Most international trade arrangements provide for a system of dispute resolution through ad hoc panels or arbitral tribunals. The most institutionalized and frequently used system for resolving trade disputes—given inter alia the size of its membership of 164 countries–is that of the WTO, which has a standing Appellate Body to review errors of law in the reports by first instance panels.
Negotiating a dispute settlement chapter under an international trade agreement, even though largely procedural, is as critical and complex as negotiating the substantive rules under other chapters like agriculture, customs, subsidies, government procurement, services, etc. In drafting dispute settlement provisions, trade negotiators must consider; e.g., scope of application, choice of forum, bilateral consultations, good offices, recourse to and establishment of a panel, interim findings, appellate review, panel report adoption, compliance monitoring, and remedies/sanctions (suspension of benefits or monetary assessment). There should be deadlines imposed for each step and also default procedures to assure that the process moves forward. Negotiators must determine which substantive commitments, rules or related instruments under the agreement will be subject or not to its dispute resolution system; e.g., NAFTA excludes the competition policy chapter, and the US-Central America-Dominican Republic FTA (CAFTA-DR) excludes trade capacity building provisions. Some US FTAs provide specific procedures; e.g., for the review of anti-dumping and countervailing duty determinations or for claims by a private investor of one State party to the FTA against another State party for violating investment rules.
In drafting procedures for the panel stage of government to government dispute settlement under an FTA, negotiators must determine panel composition, terms of reference, standard of review, conduct of proceedings, and the follow-up to rulings; e.g., the qualifications for being a panelist/arbitrator (generally international law or trade expertise), including specialized knowledge of particular subject areas; the number of panelists that should rule on a case (generally 3); whether panelists should be governmental or non-governmental persons; whether they should be nationals or non-nationals of the disputing parties or third parties; whether the roster of eligible panelists proposed by State Parties and from which panelists may be drawn, is indicative or obligatory; how panelists will be selected; the role of experts; what ethical rules should apply to panelists and other participants; and how impasses in panel selection, terms of reference, the adoption and implementation of panel reports, or other aspects will be resolved.
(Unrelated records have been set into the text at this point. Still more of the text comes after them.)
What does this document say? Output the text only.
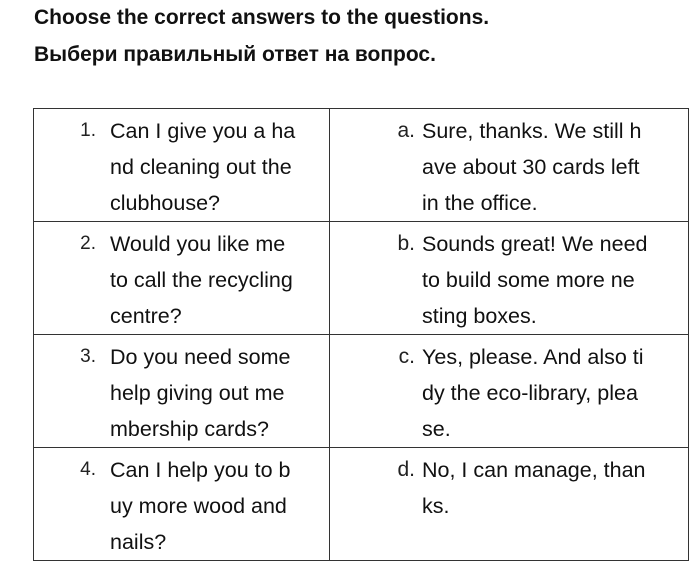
Choose the correct answers to the questions.
Выбери правильный ответ на вопрос.
1. Can I give you a ha
nd cleaning out the
clubhouse?	a. Sure, thanks. We still h
ave about 30 cards left
in the office.

2. Would you like me
to call the recycling
centre?	b. Sounds great! We need
to build some more ne
sting boxes.

3. Do you need some
help giving out me
mbership cards?	c. Yes, please. And also ti
dy the eco-library, plea
se.

4. Can I help you to b
uy more wood and
nails?	d. No, I can manage, than
ks.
Establishing the rules of the game ahead of time is essential as once disputes inevitably arise, the parties may be less able to resolve any procedural or sequencing differences expeditiously.
An additional consideration is the transparency of the process. The parties to the dispute and third parties are recognized as having the right to be heard by the panel/tribunal. The trend is for panel deliberations to be increasingly open to the public through the release of non-confidential summaries of party submissions, through public observation of hearings (e.g., via webcam in a separate room), and by allowing amicus curiae briefs to be submitted.
Dispute settlement under an international trade agreement is necessarily linked to institutional arrangements. Who provides legal advice to the panel and assists in writing its report? Who completes the panel if the parties cannot agree? If it is a permanent secretariat, then it is not merely administrative but technical like the WTO. If panelists rely on their own assistants and panel selection is decided by lot, this is the NAFTA model of national sections, with more party and less institutional control.
Confidence in the quality and neutrality of the legal arbiters is at the heart of any effective dispute settlement system and whether it is perceived as rendering competent rulings. A system that arrives at the right answer in a fair way is key to assuring that the States parties to an agreement are complying with their obligations and obtaining the benefit of their initial bargain.